It is believed that 66 million years ago, an asteroid hit the earth, killing off 75% of all plant and animal life. All dinosaurs were wiped out save what would become today’s modern birds. With this sudden die off, it is surprising that until recently there have been no concentrations of fossils found from that event. But this could be changing just outside a small town in New Jersey, where paleontologist are uncovering dinosaur fossils.
The researchers are cautious to jump to conclusions and grand claims, the site does date very close to the time of the mass extinction. “We don’t know yet (if it dates from the mass extinction),” says C Dr. Kenneth Lacovara, who has been the driving force in the excavations of the quarry, “but we are testing this hypothesis by examining the fossils, the sediments and the chemistry.” The mass extinction event is marked by a thin layer of iridium-rich sediment which is an element common in asteroids.

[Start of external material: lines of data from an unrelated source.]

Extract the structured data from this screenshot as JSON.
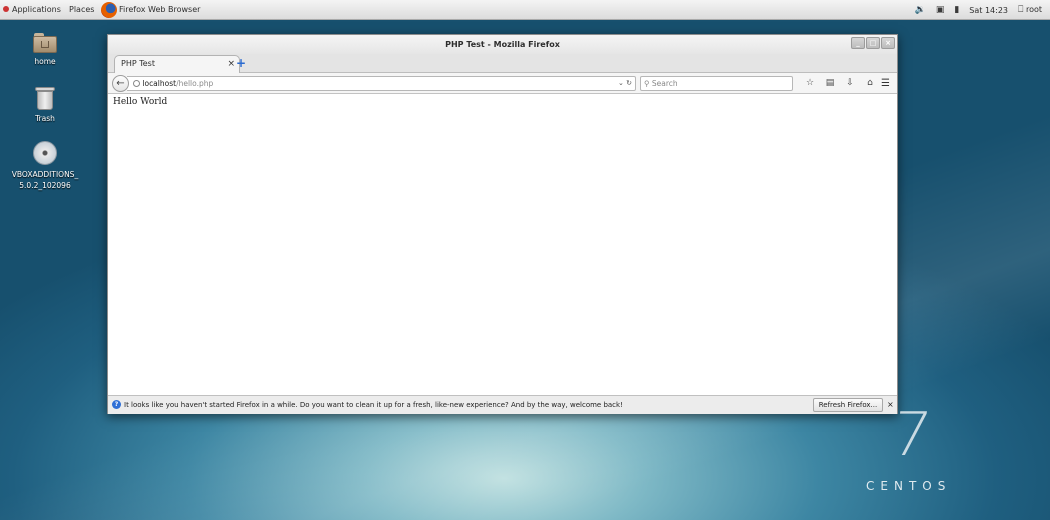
{
  "top_panel": {
    "applications": "Applications",
    "places": "Places",
    "active_app": "Firefox Web Browser",
    "clock": "Sat 14:23",
    "user": "root",
    "icons": [
      "volume-icon",
      "network-icon",
      "battery-icon",
      "user-icon"
    ]
  },
  "desktop": {
    "icons": [
      {
        "label": "home",
        "icon": "folder-home-icon"
      },
      {
        "label": "Trash",
        "icon": "trash-icon"
      },
      {
        "label": "VBOXADDITIONS_ 5.0.2_102096",
        "icon": "cd-icon"
      }
    ]
  },
  "window": {
    "title": "PHP Test - Mozilla Firefox",
    "tab_title": "PHP Test",
    "url_host": "localhost",
    "url_path": "/hello.php",
    "search_placeholder": "Search",
    "page_text": "Hello World"
  },
  "notification": {
    "text": "It looks like you haven't started Firefox in a while. Do you want to clean it up for a fresh, like-new experience? And by the way, welcome back!",
    "button": "Refresh Firefox..."
  },
  "branding": {
    "seven": "7",
    "word": "CENTOS"
  },
  "colors": {
    "firefox_accent": "#2a6ad0",
    "desktop_bg": "#1f5f80"
  }
}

The quarry was mined for almost a century for its marl, a mudstone used in fertilizer and water treatment by the Inversand Company. Just outside of Manua Township, this marl is known for its fossil deposits mostly from marine organisms. When the extinction event occured, ending the Cretaceous period, this area was a shallow tropical sea with lots of fish, sea turtles, crocodiles and even mosasaurs. At the extinction event, these sea inhabitants died off suddenly leaving a massive bone yard.
At the end of last year, Rowan University bought the land from Inversand Company for $2 million with plans to continue excavation and research. If the researches are able to positively date this bone yard to the Cretaceous mass extinction it would be the first and become a very important international fossil site that could lead researchers to determine exactly what happened at the extinction event.
Until that happens the university plans on making the quarry an education center including a museum and education facility to inspire future scientist.